Zuckerberg in Twilight

For even the hero-prince, twilight comes. It seems so long ago, now, the great harvest of technological progress we were guaranteed. In 2004, Mark Zuckerberg set forth a radical mandate: to completely rewire how humans connect and, thus, how we shape the future. It was a time of pre-Recession idealism—and because we, too, believed in his gospel of transformation, because we sought nourishment in a time of coming fracture, we found shelter and community in the social network. How grand and infinite Facebook seemed then, as if it contained all the answers we needed in a changing world. It was a utopia.

Until it wasn’t.

As the years passed, a kind of dark cloud took residence above our digital biodome. The sun shone a little less thrillingly. The community quickly grew in size—a global body open to everyone. Volume seemed to be the hero-prince’s singular pursuit—but to what end? We wondered. We watched. Slowly, skepticism eroded our convictions. The ground on which our faith stood weakened; mud cushioned our toes. A foul odor began to stain the air. Our fears, we learned, were not entirely unfounded. Facebook was perhaps not the paradise we imagined it to be.

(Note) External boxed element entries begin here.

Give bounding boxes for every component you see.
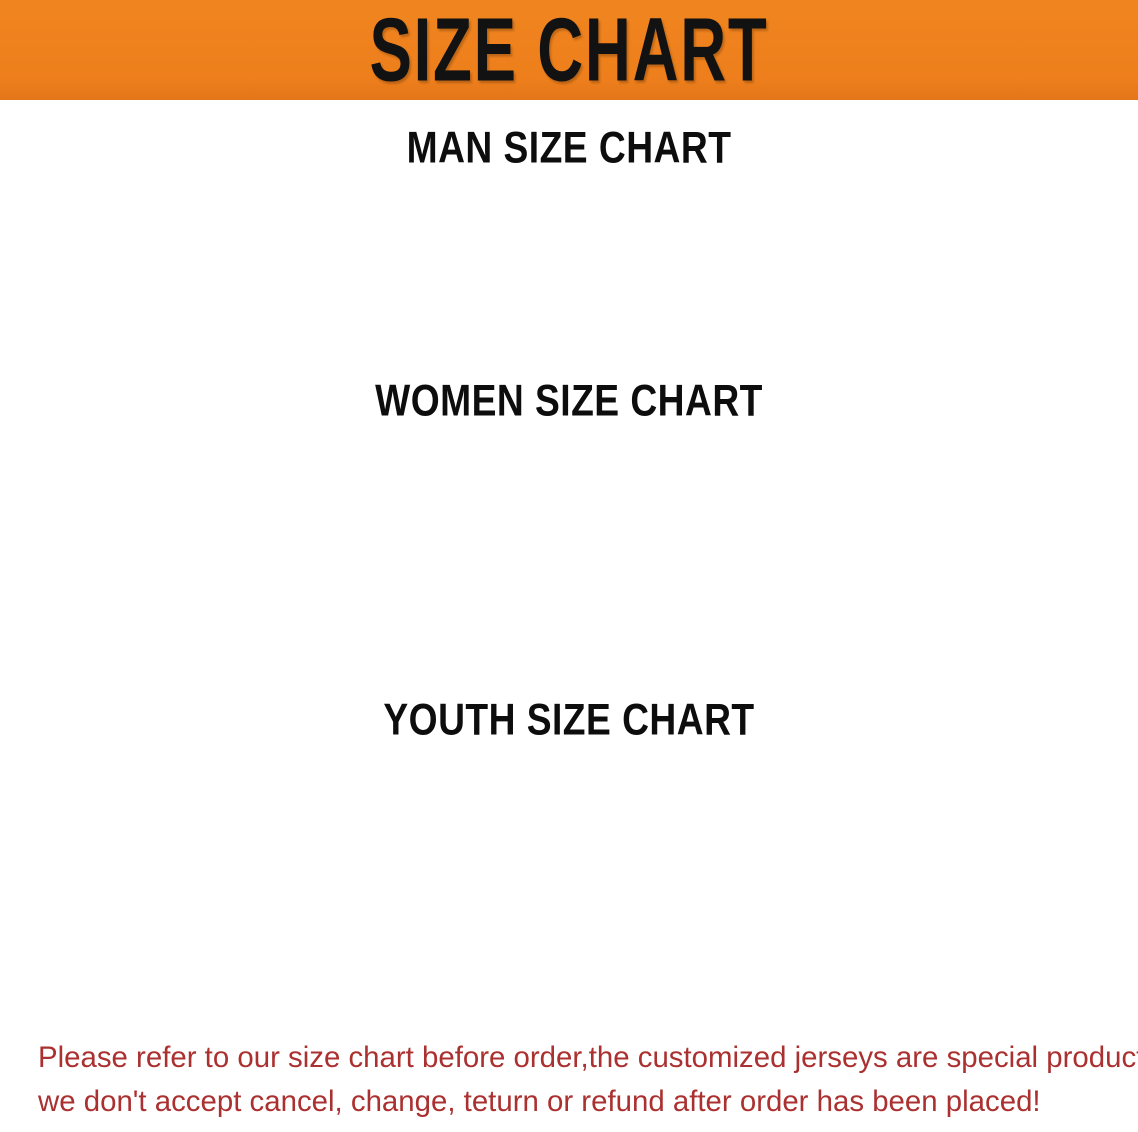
section-title-youth: YOUTH SIZE CHART	[383, 695, 755, 745]
disclaimer-text: Please refer to our size chart before or…	[38, 1036, 1138, 1124]
page-banner: SIZE CHART	[0, 0, 1138, 100]
disclaimer-line-1: Please refer to our size chart before or…	[38, 1041, 1138, 1074]
section-title-women: WOMEN SIZE CHART	[375, 376, 763, 426]
page-title: SIZE CHART	[369, 0, 769, 101]
disclaimer-line-2: we don't accept cancel, change, teturn o…	[38, 1085, 1041, 1118]
section-title-man: MAN SIZE CHART	[406, 123, 732, 173]
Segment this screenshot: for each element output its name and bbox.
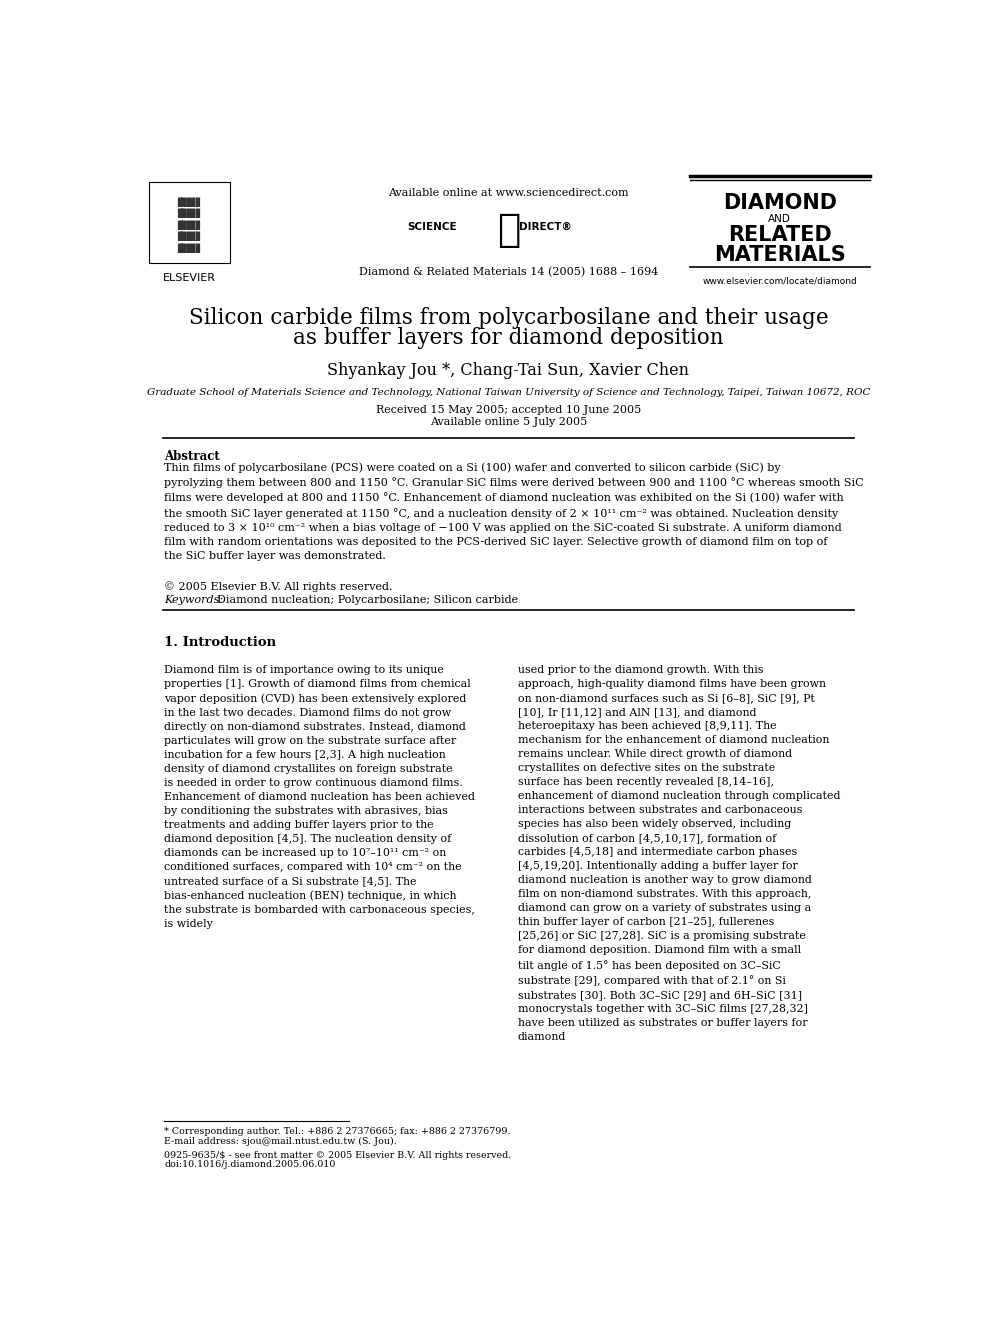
Text: doi:10.1016/j.diamond.2005.06.010: doi:10.1016/j.diamond.2005.06.010 bbox=[165, 1160, 335, 1168]
Text: E-mail address: sjou@mail.ntust.edu.tw (S. Jou).: E-mail address: sjou@mail.ntust.edu.tw (… bbox=[165, 1136, 397, 1146]
Text: DIRECT®: DIRECT® bbox=[519, 222, 572, 232]
Text: ELSEVIER: ELSEVIER bbox=[163, 273, 215, 283]
Bar bbox=[149, 181, 230, 263]
Text: █████: █████ bbox=[178, 197, 200, 206]
Text: DIAMOND: DIAMOND bbox=[722, 193, 836, 213]
Text: used prior to the diamond growth. With this
approach, high-quality diamond films: used prior to the diamond growth. With t… bbox=[518, 665, 840, 1043]
Text: Silicon carbide films from polycarbosilane and their usage: Silicon carbide films from polycarbosila… bbox=[188, 307, 828, 328]
Text: Available online 5 July 2005: Available online 5 July 2005 bbox=[430, 418, 587, 427]
Text: Shyankay Jou *, Chang-Tai Sun, Xavier Chen: Shyankay Jou *, Chang-Tai Sun, Xavier Ch… bbox=[327, 363, 689, 380]
Text: █████: █████ bbox=[178, 232, 200, 241]
Text: Thin films of polycarbosilane (PCS) were coated on a Si (100) wafer and converte: Thin films of polycarbosilane (PCS) were… bbox=[165, 462, 864, 561]
Text: 1. Introduction: 1. Introduction bbox=[165, 636, 277, 650]
Text: 0925-9635/$ - see front matter © 2005 Elsevier B.V. All rights reserved.: 0925-9635/$ - see front matter © 2005 El… bbox=[165, 1151, 512, 1159]
Text: ⓐ: ⓐ bbox=[497, 212, 520, 249]
Text: © 2005 Elsevier B.V. All rights reserved.: © 2005 Elsevier B.V. All rights reserved… bbox=[165, 581, 393, 591]
Text: SCIENCE: SCIENCE bbox=[408, 222, 457, 232]
Text: █████: █████ bbox=[178, 243, 200, 253]
Text: █████: █████ bbox=[178, 209, 200, 218]
Text: Diamond nucleation; Polycarbosilane; Silicon carbide: Diamond nucleation; Polycarbosilane; Sil… bbox=[217, 594, 518, 605]
Text: AND: AND bbox=[768, 214, 791, 224]
Text: Available online at www.sciencedirect.com: Available online at www.sciencedirect.co… bbox=[388, 188, 629, 198]
Text: MATERIALS: MATERIALS bbox=[714, 245, 845, 265]
Text: as buffer layers for diamond deposition: as buffer layers for diamond deposition bbox=[293, 327, 724, 349]
Text: █████: █████ bbox=[178, 221, 200, 230]
Text: RELATED: RELATED bbox=[728, 225, 831, 245]
Text: Keywords:: Keywords: bbox=[165, 594, 227, 605]
Text: Abstract: Abstract bbox=[165, 450, 220, 463]
Text: Graduate School of Materials Science and Technology, National Taiwan University : Graduate School of Materials Science and… bbox=[147, 388, 870, 397]
Text: Received 15 May 2005; accepted 10 June 2005: Received 15 May 2005; accepted 10 June 2… bbox=[376, 405, 641, 415]
Text: www.elsevier.com/locate/diamond: www.elsevier.com/locate/diamond bbox=[702, 277, 857, 286]
Text: * Corresponding author. Tel.: +886 2 27376665; fax: +886 2 27376799.: * Corresponding author. Tel.: +886 2 273… bbox=[165, 1127, 511, 1136]
Text: Diamond film is of importance owing to its unique
properties [1]. Growth of diam: Diamond film is of importance owing to i… bbox=[165, 665, 475, 929]
Text: Diamond & Related Materials 14 (2005) 1688 – 1694: Diamond & Related Materials 14 (2005) 16… bbox=[359, 266, 658, 277]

On Wednesday, Zuckerberg appeared on Capitol Hill in a hearing before the House Financial Services Committee, where he faced deep criticism from lawmakers who worry that the social network now wields a difficult kind of influence—it’s become too big even for itself. Concerns lobbed at Zuck ran the gamut, from the proliferation of hate speech and disinformation via political ads to misgivings about user privacy and Libra, the platform’s cryptocurrency venture. Libra, as WIRED’s Steven Levy reported, “is in trouble—partners are leaving, regulators are vowing to ban it, and legislators like [Representative Maxine] Waters think Facebook should declare a moratorium on the plan.”

The issues boiled down to matters of trust. Was the hero-prince still worthy of our belief in his mission, in his flawed kingdom? “You’re creating a whole new currency, which could be anonymous, that could create a whole new threat to Americans and national security,” Representative Carolyn Maloney told Zuckerberg, “which is a huge concern.”

Photographer Al Drago’s snapshot of Zuckerberg outside Wednesday’s hearing lends him a specific Hitchcock spookiness. It’s a fitting one, too. From a distance, we catch him in profile—battle-wounded, perhaps a bit fatigued, a specter of unknowable intentions. My eyes freeze on the column of light where Zuckerberg stands. He’s a figure shrouded in starless black, even as the light attempts to embrace him. He wears it like a cloak. It reads like a parable for our modern era: That the powerful and the well-meaning must too face the dusk of innovation—that all progress comes at a cost.